Sewage spills threaten drinking water, spoil recreation, hinder economic values, and harm wildlife. River advocates across the nation are fighting the rising tide of sewage pollution.
Here's an update on las month's horrendous San Francisco Bay sewage spill. Iinitial reports put the spill at 5.2 million gallons. It has now been discovered that the spill was in fact much larger and as much as 7.5 million gallons spilled into the Bay and the Pacific Ocean. The wastewater deposited into Calera Creek, and subsequently the ocean, contained everything from fats and oils to heavy metals and anything else flushed into the sewer system that day.
When you think of the Great Barrier Reef you think of beautiful fish, pristine ecosystems and great surfing not raw sewage. According to Bruce Gunn, a former diving guide on the reef, sewage is an increasing threat to not only marine life but human health as well! Gunn claims that while he worked as the chief engineer on a charter dive boat in the 1990s, he was fixing a pump on a sewage tank when a valve broke cutting his wrist and covering him in raw sewage. Tragically, he contracted Hepatitis C from this incident and his had failing health ever since. Gunn is now trying to shed some light on the growing problem of sewage dumping within the Great Barrier Reef Marine Park. "Today there are hundreds of charter boats doing two trips a week and each of them is dumping a 44-gallon drum amount of what I call cocktail sewage," he said. "I saw a mullet once with a tampon still hanging out of its mouth." That's one of the grossest things I can imagine. This is a great example of how sewage in our rivers, lakes, streams and oceans can not only cause great damage to those natural ecosystems, but poses significant human health risks with very real and devastating consequences.
And now the Spills of the Week:
Florida is under severe drought. As water becomes increasingly scarce, treated sewage has suddenly become a subject of interest. The Slog covered how Orange County, CA is considering this solution last week and Florida is also considering reuse as a solution.
I couldn't agree more with the sentiments of Mary Rawl from Friends of Billy Creek about South Florida's dirty little sewage secret. "It is a disgrace in this day and age when we have the technology to clean and treat sewage that we still dump into our waters. And Southeast Florida, especially since it is in a severe drought, could be using this sewage as reuse water in an area where 50% of potable water is used for irrigation!"
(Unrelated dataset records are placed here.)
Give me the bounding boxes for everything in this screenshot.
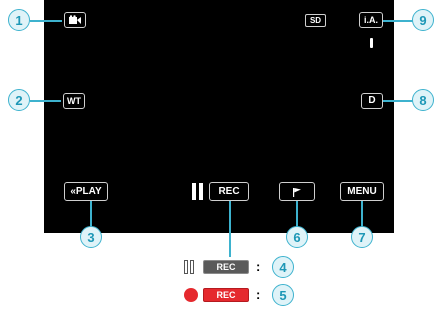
legend-rec-standby-label: REC <box>216 262 236 272</box>
d-label: D <box>368 95 376 106</box>
callout-line-7 <box>361 201 363 227</box>
video-camera-icon <box>69 15 81 24</box>
callout-8: 8 <box>412 89 434 111</box>
pause-indicator-icon <box>192 183 204 200</box>
callout-2: 2 <box>8 89 30 111</box>
rec-label: REC <box>218 185 240 197</box>
menu-button[interactable]: MENU <box>340 182 384 201</box>
flag-icon <box>293 187 301 197</box>
callout-4: 4 <box>272 256 294 278</box>
legend-separator-2: : <box>256 287 261 302</box>
ia-label: i.A. <box>363 14 378 25</box>
event-flag-button[interactable] <box>279 182 315 201</box>
camera-screen: SD i.A. WT D «PLAY REC MENU <box>44 0 394 233</box>
display-button[interactable]: D <box>361 93 383 109</box>
wt-label: WT <box>67 95 81 106</box>
legend-rec-standby: REC <box>203 260 249 274</box>
callout-line-1 <box>30 20 62 22</box>
legend-pause-icon <box>184 260 196 274</box>
callout-line-2 <box>30 100 61 102</box>
callout-6: 6 <box>286 226 308 248</box>
legend-record-dot-icon <box>184 288 198 302</box>
wt-button[interactable]: WT <box>63 93 85 109</box>
callout-line-4 <box>229 201 231 257</box>
sd-card-indicator: SD <box>305 14 326 27</box>
callout-line-8 <box>383 100 413 102</box>
callout-7: 7 <box>351 226 373 248</box>
play-button[interactable]: «PLAY <box>64 182 108 201</box>
video-mode-button[interactable] <box>64 12 86 28</box>
callout-line-9 <box>383 20 413 22</box>
callout-1: 1 <box>8 9 30 31</box>
callout-5: 5 <box>272 284 294 306</box>
intelligent-auto-button[interactable]: i.A. <box>359 12 383 28</box>
ia-scene-icon <box>370 38 373 48</box>
legend-rec-recording: REC <box>203 288 249 302</box>
rec-button[interactable]: REC <box>209 182 249 201</box>
callout-line-6 <box>296 201 298 227</box>
menu-label: MENU <box>347 185 377 197</box>
legend-rec-recording-label: REC <box>216 290 236 300</box>
callout-3: 3 <box>80 226 102 248</box>
sd-label: SD <box>309 15 322 25</box>
callout-9: 9 <box>412 9 434 31</box>
play-label: «PLAY <box>70 185 102 197</box>
callout-line-3 <box>90 201 92 227</box>
legend-separator-1: : <box>256 259 261 274</box>
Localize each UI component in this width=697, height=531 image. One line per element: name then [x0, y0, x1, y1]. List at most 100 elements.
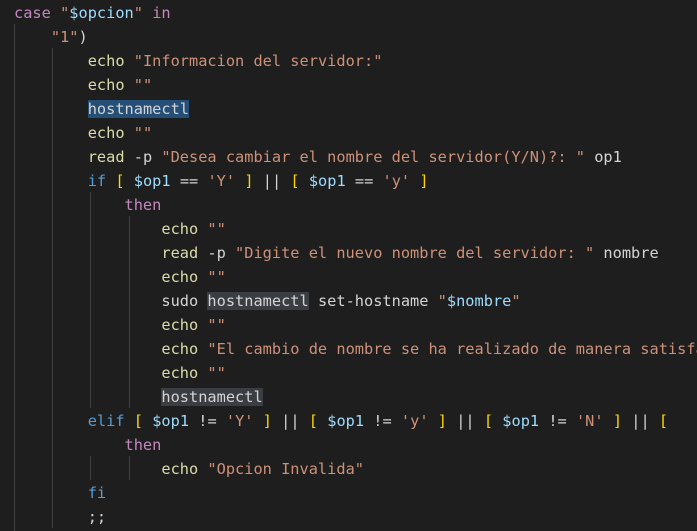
- code-line[interactable]: echo "Informacion del servidor:": [14, 49, 383, 73]
- code-token: "": [133, 124, 153, 142]
- code-line[interactable]: echo "Opcion Invalida": [14, 457, 364, 481]
- code-token: "": [207, 220, 226, 238]
- code-token: ;;: [87, 508, 107, 526]
- code-token: 'y': [382, 172, 411, 190]
- code-token: ||: [271, 412, 309, 430]
- code-line[interactable]: ;;: [14, 505, 106, 529]
- code-line[interactable]: read -p "Desea cambiar el nombre del ser…: [14, 145, 622, 169]
- code-token: elif: [87, 412, 125, 430]
- code-token: hostnamectl: [87, 100, 189, 118]
- code-token: in: [152, 4, 171, 22]
- code-token: echo: [87, 76, 125, 94]
- code-token: ==: [345, 172, 383, 190]
- code-token: hostnamectl: [161, 388, 263, 406]
- code-token: 'y': [400, 412, 429, 430]
- code-token: ": [511, 292, 521, 310]
- code-line[interactable]: sudo hostnamectl set-hostname "$nombre": [14, 289, 521, 313]
- code-token: ]: [612, 412, 623, 430]
- code-line[interactable]: then: [14, 433, 162, 457]
- code-token: ==: [170, 172, 208, 190]
- code-token: then: [124, 436, 162, 454]
- code-token: case: [14, 4, 51, 22]
- code-token: echo: [161, 460, 199, 478]
- code-token: ]: [244, 172, 254, 190]
- code-token: $op1: [502, 412, 540, 430]
- code-token: echo: [161, 316, 199, 334]
- code-token: [: [133, 412, 143, 430]
- code-token: -p: [124, 148, 162, 166]
- code-line[interactable]: echo "": [14, 361, 225, 385]
- code-token: !=: [364, 412, 401, 430]
- code-line[interactable]: echo "": [14, 313, 225, 337]
- code-token: 'N': [575, 412, 604, 430]
- code-line[interactable]: echo "": [14, 121, 152, 145]
- code-token: !=: [189, 412, 226, 430]
- code-token: "Opcion Invalida": [207, 460, 364, 478]
- code-token: nombre: [594, 244, 659, 262]
- code-token: if: [87, 172, 107, 190]
- code-token: "Desea cambiar el nombre del servidor(Y/…: [161, 148, 586, 166]
- code-token: !=: [539, 412, 576, 430]
- code-token: ||: [253, 172, 291, 190]
- code-line[interactable]: read -p "Digite el nuevo nombre del serv…: [14, 241, 659, 265]
- code-token: $op1: [308, 172, 346, 190]
- code-token: $op1: [133, 172, 171, 190]
- code-line[interactable]: echo "": [14, 73, 152, 97]
- code-token: echo: [161, 268, 199, 286]
- code-token: [: [290, 172, 300, 190]
- code-line[interactable]: echo "": [14, 265, 226, 289]
- code-token: ]: [262, 412, 272, 430]
- code-token: ": [437, 292, 447, 310]
- code-token: $op1: [327, 412, 365, 430]
- code-token: 'Y': [207, 172, 236, 190]
- code-token: "": [207, 268, 226, 286]
- code-line[interactable]: hostnamectl: [14, 97, 189, 121]
- code-token: "El cambio de nombre se ha realizado de …: [207, 340, 697, 358]
- code-token: read: [87, 148, 125, 166]
- code-line[interactable]: hostnamectl: [14, 385, 263, 409]
- code-line[interactable]: case "$opcion" in: [14, 1, 171, 25]
- code-token: echo: [87, 124, 125, 142]
- code-token: [: [115, 172, 125, 190]
- code-line[interactable]: then: [14, 193, 162, 217]
- code-token: [: [308, 412, 319, 430]
- code-token: set-hostname: [308, 292, 438, 310]
- code-line[interactable]: fi: [14, 481, 106, 505]
- code-token: "1": [50, 28, 79, 46]
- code-line[interactable]: "1"): [14, 25, 88, 49]
- code-line[interactable]: elif [ $op1 != 'Y' ] || [ $op1 != 'y' ] …: [14, 409, 668, 433]
- code-token: fi: [87, 484, 107, 502]
- code-token: ||: [622, 412, 659, 430]
- code-token: -p: [198, 244, 236, 262]
- code-editor[interactable]: case "$opcion" in "1") echo "Informacion…: [0, 0, 697, 531]
- code-line[interactable]: if [ $op1 == 'Y' ] || [ $op1 == 'y' ]: [14, 169, 429, 193]
- code-line[interactable]: echo "": [14, 217, 226, 241]
- code-line[interactable]: echo "El cambio de nombre se ha realizad…: [14, 337, 697, 361]
- code-token: [: [658, 412, 669, 430]
- code-token: "": [133, 76, 153, 94]
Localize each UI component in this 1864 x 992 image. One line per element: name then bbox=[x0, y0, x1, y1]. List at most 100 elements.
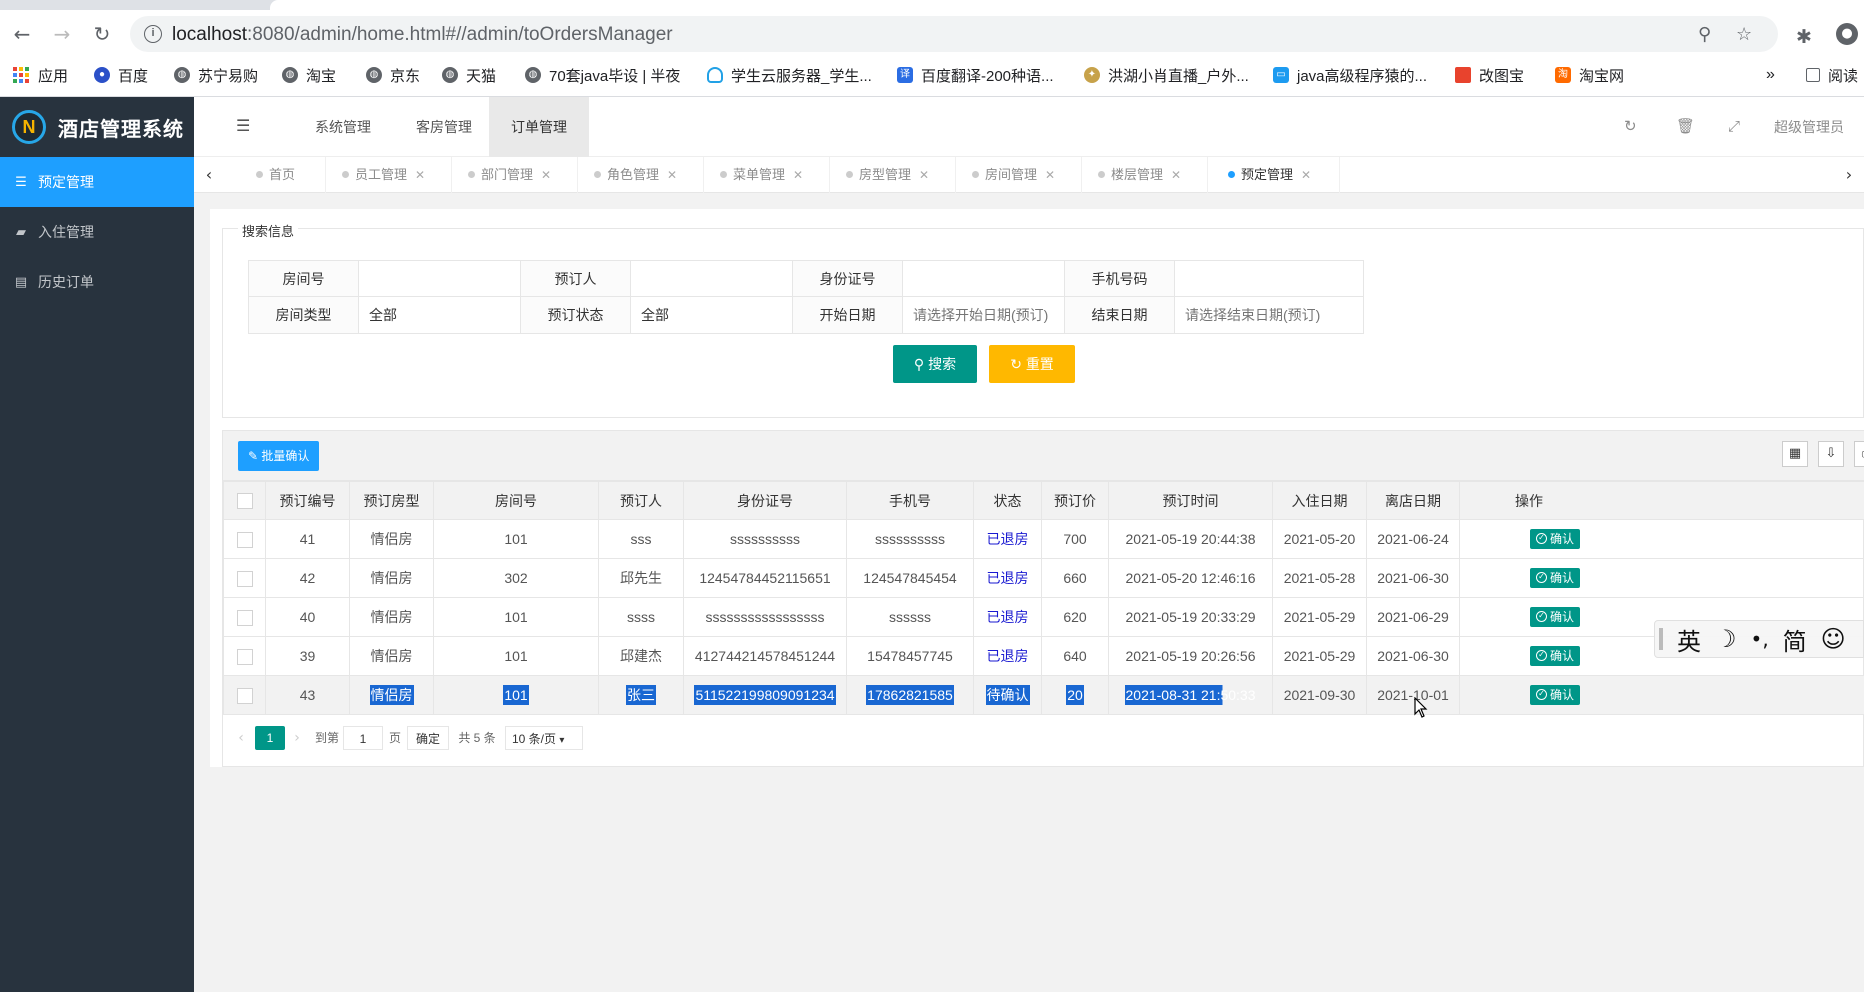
end-date-input[interactable] bbox=[1175, 297, 1363, 333]
start-date-input[interactable] bbox=[903, 297, 1091, 333]
select-all-checkbox[interactable] bbox=[236, 493, 253, 510]
id-card-input[interactable] bbox=[903, 261, 1091, 297]
profile-avatar-icon[interactable]: ● bbox=[1836, 23, 1858, 45]
ime-lang-toggle[interactable]: 英 bbox=[1677, 622, 1701, 657]
bookmark-java-senior[interactable]: ▭ java高级程序猿的... bbox=[1273, 64, 1427, 86]
row-checkbox[interactable] bbox=[236, 531, 253, 548]
forward-icon[interactable]: → bbox=[50, 22, 74, 46]
room-type-select[interactable]: 全部 bbox=[359, 297, 547, 333]
tab-reservations[interactable]: 预定管理 ✕ bbox=[1228, 157, 1340, 193]
page-size-select[interactable]: 10 条/页 ▾ bbox=[505, 726, 583, 750]
sidebar-item-reservations[interactable]: ☰ 预定管理 bbox=[0, 157, 194, 207]
close-icon[interactable]: ✕ bbox=[667, 168, 677, 182]
bookmark-honghu-live[interactable]: ✦ 洪湖小肖直播_户外... bbox=[1084, 64, 1249, 86]
search-button[interactable]: ⚲ 搜索 bbox=[893, 345, 977, 383]
next-page-icon[interactable]: › bbox=[289, 726, 305, 750]
row-checkbox[interactable] bbox=[236, 687, 253, 704]
row-checkbox[interactable] bbox=[236, 648, 253, 665]
confirm-button[interactable]: ✓ 确认 bbox=[1530, 568, 1581, 588]
confirm-button[interactable]: ✓ 确认 bbox=[1530, 646, 1581, 666]
col-header[interactable]: 离店日期 bbox=[1366, 481, 1460, 520]
col-header[interactable]: 状态 bbox=[973, 481, 1042, 520]
bookmark-taobao-net[interactable]: 淘淘宝网 bbox=[1555, 64, 1624, 86]
tab-floors[interactable]: 楼层管理 ✕ bbox=[1098, 157, 1208, 193]
export-icon[interactable]: ⇩ bbox=[1818, 441, 1844, 467]
goto-page-input[interactable]: 1 bbox=[343, 726, 383, 750]
bookmark-taobao[interactable]: ◍ 淘宝 bbox=[282, 64, 336, 86]
extensions-puzzle-icon[interactable]: ✱ bbox=[1796, 26, 1812, 48]
col-header[interactable]: 预订人 bbox=[598, 481, 684, 520]
close-icon[interactable]: ✕ bbox=[415, 168, 425, 182]
bookmark-baidu-translate[interactable]: 译百度翻译-200种语... bbox=[897, 64, 1054, 86]
bookmarks-more[interactable]: » bbox=[1766, 64, 1775, 86]
menu-toggle-icon[interactable]: ☰ bbox=[236, 116, 250, 135]
close-icon[interactable]: ✕ bbox=[541, 168, 551, 182]
prev-page-icon[interactable]: ‹ bbox=[233, 726, 249, 750]
col-header[interactable]: 预订编号 bbox=[265, 481, 350, 520]
table-row[interactable]: 40 情侣房 101 ssss sssssssssssssssss ssssss… bbox=[223, 597, 1864, 637]
trash-icon[interactable]: 🗑 bbox=[1676, 117, 1695, 135]
user-menu[interactable]: 超级管理员 bbox=[1774, 97, 1864, 157]
refresh-icon[interactable]: ↻ bbox=[1624, 117, 1637, 135]
bookmark-gaitubao[interactable]: 改图宝 bbox=[1455, 64, 1524, 86]
bookmark-baidu[interactable]: ● 百度 bbox=[94, 64, 148, 86]
reload-icon[interactable]: ↻ bbox=[90, 22, 114, 46]
bookmark-java-projects[interactable]: ◍ 70套java毕设 | 半夜 bbox=[525, 64, 680, 86]
col-header[interactable]: 预订价 bbox=[1041, 481, 1109, 520]
tabs-next-icon[interactable]: › bbox=[1834, 157, 1864, 193]
bookmark-apps[interactable]: 应用 bbox=[13, 64, 68, 86]
tab-menus[interactable]: 菜单管理 ✕ bbox=[720, 157, 830, 193]
fullscreen-icon[interactable]: ⤢ bbox=[1728, 117, 1740, 135]
confirm-button[interactable]: ✓ 确认 bbox=[1530, 529, 1581, 549]
site-info-icon[interactable]: i bbox=[144, 25, 162, 43]
back-icon[interactable]: ← bbox=[10, 22, 34, 46]
ime-punctuation-toggle[interactable]: •, bbox=[1751, 627, 1769, 651]
emoji-icon[interactable]: ☺ bbox=[1821, 625, 1846, 653]
tab-departments[interactable]: 部门管理 ✕ bbox=[468, 157, 578, 193]
room-no-input[interactable] bbox=[359, 261, 547, 297]
nav-orders[interactable]: 订单管理 bbox=[489, 97, 589, 157]
col-header[interactable]: 房间号 bbox=[433, 481, 599, 520]
batch-confirm-button[interactable]: ✎ 批量确认 bbox=[238, 441, 320, 471]
row-checkbox[interactable] bbox=[236, 570, 253, 587]
close-icon[interactable]: ✕ bbox=[919, 168, 929, 182]
table-row[interactable]: 42 情侣房 302 邱先生 12454784452115651 1245478… bbox=[223, 558, 1864, 598]
close-icon[interactable]: ✕ bbox=[793, 168, 803, 182]
sidebar-item-checkin[interactable]: ▰ 入住管理 bbox=[0, 207, 194, 257]
address-bar[interactable]: i localhost:8080/admin/home.html#//admin… bbox=[130, 16, 1778, 52]
col-header[interactable]: 预订时间 bbox=[1108, 481, 1273, 520]
tab-roles[interactable]: 角色管理 ✕ bbox=[594, 157, 704, 193]
bookmark-suning[interactable]: ◍ 苏宁易购 bbox=[174, 64, 258, 86]
columns-filter-icon[interactable]: ▦ bbox=[1782, 441, 1808, 467]
close-icon[interactable]: ✕ bbox=[1045, 168, 1055, 182]
close-icon[interactable]: ✕ bbox=[1301, 168, 1311, 182]
confirm-button[interactable]: ✓ 确认 bbox=[1530, 685, 1581, 705]
table-row[interactable]: 39 情侣房 101 邱建杰 412744214578451244 154784… bbox=[223, 636, 1864, 676]
tabs-prev-icon[interactable]: ‹ bbox=[194, 157, 224, 193]
table-row[interactable]: 43 情侣房 101 张三 511522199809091234 1786282… bbox=[223, 675, 1864, 715]
tab-employees[interactable]: 员工管理 ✕ bbox=[342, 157, 452, 193]
print-icon[interactable]: ⎙ bbox=[1854, 441, 1864, 467]
row-checkbox[interactable] bbox=[236, 609, 253, 626]
goto-confirm-button[interactable]: 确定 bbox=[407, 726, 449, 750]
active-browser-tab[interactable] bbox=[270, 0, 1864, 10]
page-1[interactable]: 1 bbox=[255, 726, 285, 750]
moon-icon[interactable]: ☽ bbox=[1715, 625, 1737, 653]
bookmark-student-cloud[interactable]: 学生云服务器_学生... bbox=[707, 64, 872, 86]
ime-drag-handle[interactable] bbox=[1659, 628, 1663, 650]
reading-list[interactable]: 阅读 bbox=[1806, 64, 1858, 86]
phone-input[interactable] bbox=[1175, 261, 1363, 297]
col-header[interactable]: 入住日期 bbox=[1272, 481, 1367, 520]
bookmark-jd[interactable]: ◍ 京东 bbox=[366, 64, 420, 86]
col-header[interactable]: 预订房型 bbox=[349, 481, 434, 520]
sidebar-item-history[interactable]: ▤ 历史订单 bbox=[0, 257, 194, 307]
bookmark-tmall[interactable]: ◍ 天猫 bbox=[442, 64, 496, 86]
col-header[interactable]: 身份证号 bbox=[683, 481, 847, 520]
confirm-button[interactable]: ✓ 确认 bbox=[1530, 607, 1581, 627]
booker-input[interactable] bbox=[631, 261, 819, 297]
nav-rooms[interactable]: 客房管理 bbox=[394, 97, 494, 157]
nav-system[interactable]: 系统管理 bbox=[292, 97, 394, 157]
table-row[interactable]: 41 情侣房 101 sss ssssssssss ssssssssss 已退房… bbox=[223, 519, 1864, 559]
zoom-icon[interactable]: ⚲ bbox=[1698, 24, 1711, 45]
tab-room-types[interactable]: 房型管理 ✕ bbox=[846, 157, 956, 193]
From the Arthur R. Marshall Foundation
The sewage versus coral reef controversy continues to rage in south Florida. In a tradition of denial that would make the tobacco industry proud, consultants paid by the south Florida sewer plants, armed with the best junk science money can buy, conduct a misinformation campaign trying to convince the public there is no connection between a half billion gallons a day of sewage pumped onto coral reefs and their decline.